Becoming Self-sufficient and IT Resilient in 2017. Part 2: Define required outcomes and Guiding Principles

These posts form part of a series detailing how I intend to try and take back ownership of my digital life in 2017.

Also available in the series:

  1. Preamble and Problem Statement
  2. Define required outcomes and Guiding Principles
  3. Service reliance mapping, risk appetite and "make vs buy" decisions
  4. Architecture
  5. ...

As detailed in Part 1 of the series my primary concerns with continuous encroachment on privacy stems from a fear of over-reliance or eggs in one basket around a single service provider, coupled with a realisation that I don't actually control anymore a huge amount of core infrastructure that supports me online. There is too much in the way of trust required in organisations and entities who may not always share either my moral compass or have my best interests at heart.

As such I dusted off an old, half-finished, manifesto for something I'd pulled together in the past and set about trying to define what I'd be happy with as an outcome - as this expectation will determine where I end up.


Before proceeding, some of the key compromises I've determined to make:

  • I will allow data to be stored with a 3rd party in the cloud - I simply don't have the funds or time currently to co-locate my own hardware in a datacentre.
  • I will maintain my current gmail account - probably around 15yrs old now and still useful from time-to-time, including mailing lists. I will, however, ensure that all future important correspondence goes through an alternative provider.

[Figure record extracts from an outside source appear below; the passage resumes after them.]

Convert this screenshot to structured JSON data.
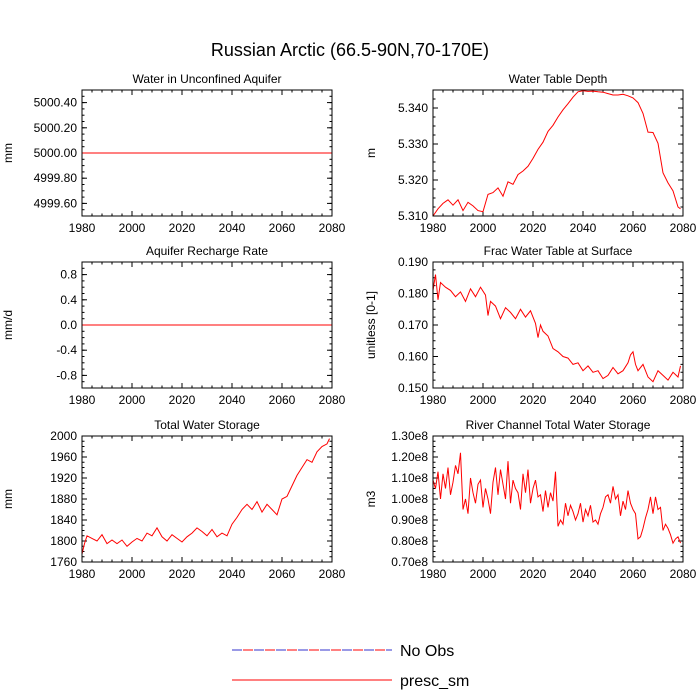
{
  "figure": {
    "title": "Russian Arctic (66.5-90N,70-170E)"
  },
  "legend": {
    "entries": [
      {
        "label": "No Obs",
        "style": "dashed",
        "color": "#3333cc",
        "color2": "#ff0000"
      },
      {
        "label": "presc_sm",
        "style": "solid",
        "color": "#ff0000"
      }
    ]
  },
  "chart_data": [
    {
      "type": "line",
      "title": "Water in Unconfined Aquifer",
      "xlabel": "",
      "ylabel": "mm",
      "xlim": [
        1980,
        2080
      ],
      "ylim": [
        4999.5,
        5000.5
      ],
      "xticks": [
        1980,
        2000,
        2020,
        2040,
        2060,
        2080
      ],
      "xtick_labels": [
        "1980",
        "2000",
        "2020",
        "2040",
        "2060",
        "2080"
      ],
      "yticks": [
        4999.6,
        4999.8,
        5000.0,
        5000.2,
        5000.4
      ],
      "ytick_labels": [
        "4999.60",
        "4999.80",
        "5000.00",
        "5000.20",
        "5000.40"
      ],
      "series": [
        {
          "name": "presc_sm",
          "x": [
            1980,
            2080
          ],
          "values": [
            5000.0,
            5000.0
          ]
        }
      ]
    },
    {
      "type": "line",
      "title": "Water Table Depth",
      "xlabel": "",
      "ylabel": "m",
      "xlim": [
        1980,
        2080
      ],
      "ylim": [
        5.31,
        5.345
      ],
      "xticks": [
        1980,
        2000,
        2020,
        2040,
        2060,
        2080
      ],
      "xtick_labels": [
        "1980",
        "2000",
        "2020",
        "2040",
        "2060",
        "2080"
      ],
      "yticks": [
        5.31,
        5.32,
        5.33,
        5.34
      ],
      "ytick_labels": [
        "5.310",
        "5.320",
        "5.330",
        "5.340"
      ],
      "series": [
        {
          "name": "presc_sm",
          "x": [
            1980,
            1982,
            1984,
            1986,
            1988,
            1990,
            1992,
            1994,
            1996,
            1998,
            2000,
            2002,
            2004,
            2006,
            2008,
            2010,
            2012,
            2014,
            2016,
            2018,
            2020,
            2022,
            2024,
            2026,
            2028,
            2030,
            2032,
            2034,
            2036,
            2038,
            2040,
            2042,
            2044,
            2046,
            2048,
            2050,
            2052,
            2054,
            2056,
            2058,
            2060,
            2062,
            2064,
            2066,
            2068,
            2070,
            2072,
            2074,
            2076,
            2078,
            2079
          ],
          "values": [
            5.31,
            5.312,
            5.3135,
            5.3145,
            5.313,
            5.3145,
            5.3115,
            5.3138,
            5.3128,
            5.3115,
            5.3112,
            5.316,
            5.3165,
            5.3178,
            5.3155,
            5.3195,
            5.3188,
            5.3215,
            5.3225,
            5.3238,
            5.326,
            5.3285,
            5.3305,
            5.3335,
            5.3352,
            5.3375,
            5.3395,
            5.3412,
            5.343,
            5.3445,
            5.3448,
            5.3446,
            5.3447,
            5.3445,
            5.3444,
            5.344,
            5.3436,
            5.3436,
            5.3438,
            5.3434,
            5.3428,
            5.3415,
            5.3385,
            5.3333,
            5.3332,
            5.3302,
            5.322,
            5.3192,
            5.317,
            5.3125,
            5.312
          ]
        }
      ]
    },
    {
      "type": "line",
      "title": "Aquifer Recharge Rate",
      "xlabel": "",
      "ylabel": "mm/d",
      "xlim": [
        1980,
        2080
      ],
      "ylim": [
        -1.0,
        1.0
      ],
      "xticks": [
        1980,
        2000,
        2020,
        2040,
        2060,
        2080
      ],
      "xtick_labels": [
        "1980",
        "2000",
        "2020",
        "2040",
        "2060",
        "2080"
      ],
      "yticks": [
        -0.8,
        -0.4,
        0.0,
        0.4,
        0.8
      ],
      "ytick_labels": [
        "-0.8",
        "-0.4",
        "0.0",
        "0.4",
        "0.8"
      ],
      "series": [
        {
          "name": "presc_sm",
          "x": [
            1980,
            2080
          ],
          "values": [
            0.0,
            0.0
          ]
        }
      ]
    },
    {
      "type": "line",
      "title": "Frac Water Table at Surface",
      "xlabel": "",
      "ylabel": "unitless [0-1]",
      "xlim": [
        1980,
        2080
      ],
      "ylim": [
        0.15,
        0.19
      ],
      "xticks": [
        1980,
        2000,
        2020,
        2040,
        2060,
        2080
      ],
      "xtick_labels": [
        "1980",
        "2000",
        "2020",
        "2040",
        "2060",
        "2080"
      ],
      "yticks": [
        0.15,
        0.16,
        0.17,
        0.18,
        0.19
      ],
      "ytick_labels": [
        "0.150",
        "0.160",
        "0.170",
        "0.180",
        "0.190"
      ],
      "series": [
        {
          "name": "presc_sm",
          "x": [
            1980,
            1981,
            1982,
            1983,
            1985,
            1987,
            1989,
            1991,
            1993,
            1995,
            1997,
            1999,
            2001,
            2002,
            2003,
            2005,
            2007,
            2009,
            2011,
            2013,
            2015,
            2017,
            2019,
            2021,
            2022,
            2023,
            2024,
            2026,
            2028,
            2030,
            2032,
            2034,
            2036,
            2038,
            2040,
            2042,
            2044,
            2046,
            2048,
            2050,
            2052,
            2054,
            2056,
            2058,
            2059,
            2060,
            2061,
            2062,
            2064,
            2066,
            2068,
            2070,
            2072,
            2074,
            2076,
            2078,
            2079
          ],
          "values": [
            0.181,
            0.186,
            0.178,
            0.1835,
            0.182,
            0.181,
            0.179,
            0.1805,
            0.1775,
            0.1815,
            0.179,
            0.182,
            0.1795,
            0.173,
            0.1775,
            0.176,
            0.172,
            0.1755,
            0.174,
            0.172,
            0.175,
            0.1725,
            0.1745,
            0.1705,
            0.166,
            0.17,
            0.168,
            0.1665,
            0.1625,
            0.1615,
            0.16,
            0.1595,
            0.1575,
            0.158,
            0.1555,
            0.157,
            0.155,
            0.1555,
            0.153,
            0.154,
            0.1565,
            0.1545,
            0.1555,
            0.158,
            0.1605,
            0.1615,
            0.1575,
            0.1555,
            0.1575,
            0.1535,
            0.152,
            0.1555,
            0.154,
            0.1525,
            0.155,
            0.1535,
            0.157
          ]
        }
      ]
    },
    {
      "type": "line",
      "title": "Total Water Storage",
      "xlabel": "",
      "ylabel": "mm",
      "xlim": [
        1980,
        2080
      ],
      "ylim": [
        1760,
        2000
      ],
      "xticks": [
        1980,
        2000,
        2020,
        2040,
        2060,
        2080
      ],
      "xtick_labels": [
        "1980",
        "2000",
        "2020",
        "2040",
        "2060",
        "2080"
      ],
      "yticks": [
        1760,
        1800,
        1840,
        1880,
        1920,
        1960,
        2000
      ],
      "ytick_labels": [
        "1760",
        "1800",
        "1840",
        "1880",
        "1920",
        "1960",
        "2000"
      ],
      "series": [
        {
          "name": "presc_sm",
          "x": [
            1980,
            1981,
            1982,
            1984,
            1986,
            1988,
            1990,
            1992,
            1994,
            1996,
            1998,
            2000,
            2002,
            2004,
            2006,
            2008,
            2010,
            2012,
            2014,
            2016,
            2018,
            2020,
            2022,
            2024,
            2026,
            2028,
            2030,
            2032,
            2034,
            2036,
            2038,
            2040,
            2042,
            2044,
            2046,
            2048,
            2050,
            2052,
            2054,
            2056,
            2058,
            2060,
            2062,
            2064,
            2066,
            2068,
            2070,
            2072,
            2074,
            2076,
            2078,
            2079
          ],
          "values": [
            1775,
            1795,
            1810,
            1805,
            1800,
            1812,
            1795,
            1802,
            1795,
            1802,
            1790,
            1798,
            1805,
            1800,
            1815,
            1810,
            1825,
            1808,
            1800,
            1812,
            1805,
            1798,
            1808,
            1815,
            1825,
            1818,
            1810,
            1822,
            1808,
            1815,
            1810,
            1832,
            1845,
            1860,
            1870,
            1860,
            1875,
            1855,
            1870,
            1860,
            1850,
            1880,
            1885,
            1905,
            1925,
            1940,
            1955,
            1950,
            1970,
            1980,
            1985,
            1995
          ]
        }
      ]
    },
    {
      "type": "line",
      "title": "River Channel Total Water Storage",
      "xlabel": "",
      "ylabel": "m3",
      "xlim": [
        1980,
        2080
      ],
      "ylim": [
        70000000.0,
        130000000.0
      ],
      "xticks": [
        1980,
        2000,
        2020,
        2040,
        2060,
        2080
      ],
      "xtick_labels": [
        "1980",
        "2000",
        "2020",
        "2040",
        "2060",
        "2080"
      ],
      "yticks": [
        70000000.0,
        80000000.0,
        90000000.0,
        100000000.0,
        110000000.0,
        120000000.0,
        130000000.0
      ],
      "ytick_labels": [
        "0.70e8",
        "0.80e8",
        "0.90e8",
        "1.00e8",
        "1.10e8",
        "1.20e8",
        "1.30e8"
      ],
      "series": [
        {
          "name": "presc_sm",
          "x": [
            1980,
            1981,
            1982,
            1983,
            1984,
            1985,
            1986,
            1987,
            1988,
            1989,
            1990,
            1991,
            1992,
            1993,
            1994,
            1995,
            1996,
            1997,
            1998,
            1999,
            2000,
            2001,
            2002,
            2003,
            2004,
            2005,
            2006,
            2007,
            2008,
            2009,
            2010,
            2011,
            2012,
            2013,
            2014,
            2015,
            2016,
            2017,
            2018,
            2019,
            2020,
            2021,
            2022,
            2023,
            2024,
            2025,
            2026,
            2027,
            2028,
            2029,
            2030,
            2031,
            2032,
            2033,
            2034,
            2035,
            2036,
            2037,
            2038,
            2039,
            2040,
            2041,
            2042,
            2043,
            2044,
            2045,
            2046,
            2047,
            2048,
            2049,
            2050,
            2051,
            2052,
            2053,
            2054,
            2055,
            2056,
            2057,
            2058,
            2059,
            2060,
            2061,
            2062,
            2063,
            2064,
            2065,
            2066,
            2067,
            2068,
            2069,
            2070,
            2071,
            2072,
            2073,
            2074,
            2075,
            2076,
            2077,
            2078,
            2079
          ],
          "values": [
            109000000.0,
            105000000.0,
            113000000.0,
            100000000.0,
            112000000.0,
            105000000.0,
            115000000.0,
            102000000.0,
            108000000.0,
            116000000.0,
            112000000.0,
            122000000.0,
            95000000.0,
            100000000.0,
            93000000.0,
            110000000.0,
            103000000.0,
            98000000.0,
            107000000.0,
            109000000.0,
            96000000.0,
            105000000.0,
            100000000.0,
            93000000.0,
            108000000.0,
            115000000.0,
            102000000.0,
            114000000.0,
            107000000.0,
            100000000.0,
            118000000.0,
            98000000.0,
            109000000.0,
            105000000.0,
            103000000.0,
            95000000.0,
            112000000.0,
            103000000.0,
            114000000.0,
            98000000.0,
            105000000.0,
            109000000.0,
            101000000.0,
            102000000.0,
            94000000.0,
            104000000.0,
            96000000.0,
            103000000.0,
            99000000.0,
            113000000.0,
            87000000.0,
            90000000.0,
            88000000.0,
            98000000.0,
            92000000.0,
            97000000.0,
            94000000.0,
            90000000.0,
            93000000.0,
            98000000.0,
            89000000.0,
            95000000.0,
            92000000.0,
            97000000.0,
            89000000.0,
            90000000.0,
            88000000.0,
            93000000.0,
            96000000.0,
            101000000.0,
            102000000.0,
            98000000.0,
            106000000.0,
            100000000.0,
            102000000.0,
            92000000.0,
            99000000.0,
            95000000.0,
            104000000.0,
            98000000.0,
            95000000.0,
            93000000.0,
            81000000.0,
            82000000.0,
            86000000.0,
            91000000.0,
            95000000.0,
            101000000.0,
            93000000.0,
            101000000.0,
            95000000.0,
            96000000.0,
            85000000.0,
            88000000.0,
            86000000.0,
            83000000.0,
            79000000.0,
            81000000.0,
            82000000.0,
            79000000.0
          ]
        }
      ]
    }
  ]
}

In order to mitigate the risks outlined above I'll ensure that any data being stored on a 3rd party drive is encrypted according to best practice. In addition nothing will be stored on Google Drive such that collusion between competing partied would be required in order to join on that data (even were they to successfully break the encryption).

Guiding Principles

  1. Any changes being made should result in minimal disruption or inefficiency. I'll accept some but, ultimately, I'm not a Supervillain living in a Volcano hideout...
  2. Where it impacts family / friends the WAF must be high. As a relatively standard end user it's a pretty good indication of what's possible with minimal disruption and should form a lowest common denominator.
  3. Assume that all service providers are threats until proven otherwise
  4. Split reliance and key documents across multiple vendors if absolutely needed (e.g. split encrypted files with provider A and B so recombining isn't possible)
  5. Own the hardware and software stack where possible
  6. Have fun learning!

Number 5 is quite important - as Alec points out in his comment response to the reported WhatsApp backdoor in their End-to-End encryption (E2E).

Because there are way better ways to drill holes in E2E than this, when in fact you own the codebase.

Software and vendor selection
  1. Web / mobile-first design: This is the world we live in of Smartphones, iPads and multiple operating systems. Anything designed should work in a browser out-of-the-box, without any external plugin requirements.
  2. OpenSource components: The world and the web run on OpenSource. This does not need to imply free but ensures that code base is easily reviewable, expandable and will integrate with other systems. Licence costs and setup minimal, only pay for work performed or desired support model. Never again will applications go "out of support".
  3. Flexible without pre-supposing design: Too often vendors sell you their version of your business which, amazingly, exactly corresponds to their product… We should be able to adjust and extend a componentised core system to fit our needs, without needing to break underlying application logic. The same principle goes for data storage - schemes should be flexible where we decide they are even necessary (Document storage models).
  4. Don't be afraid of new things: Change is usually good when it comes to technology.
  5. Avoid "Not Invented Here (NIH)" Syndrome: If something is proven to work elsewhere and is tried and tested resist the urge to re-invent the wheel because my needs are special. Chances are they're not and we are just exposing poor processes if they don't fit into standard patterns.
  6. Monolithic applications were never the answer: Trying to do everything within one application rarely works in practice and, instead, you end up with a monolithic system that does lots of things averagely and users resort to external dedicated applications that then don't integrate. In addition, the size and complexity of the application results in development cycles measured in months, huge dependencies in sub-modules that should really be de-coupled and a lack of flexibility - what you set out in the first place to fix. Instead, adopt a UNIX approach of doing single things very well and, via open APIs and an extendable architecture/framework, link best in class applications together to solve capability gaps.


At the end of the process I want to ensure that I both understand the privacy implication of the key services I identify but also then actively choose which ones I self-host and take off-grid.

No one service provider (or government agency) should have a complete picture of my life without resorting to collaboration both between public/private but also across borders. If I'm such a threat, then prove it to other jurisdictions (as I can't trust you to make that decision yourselves).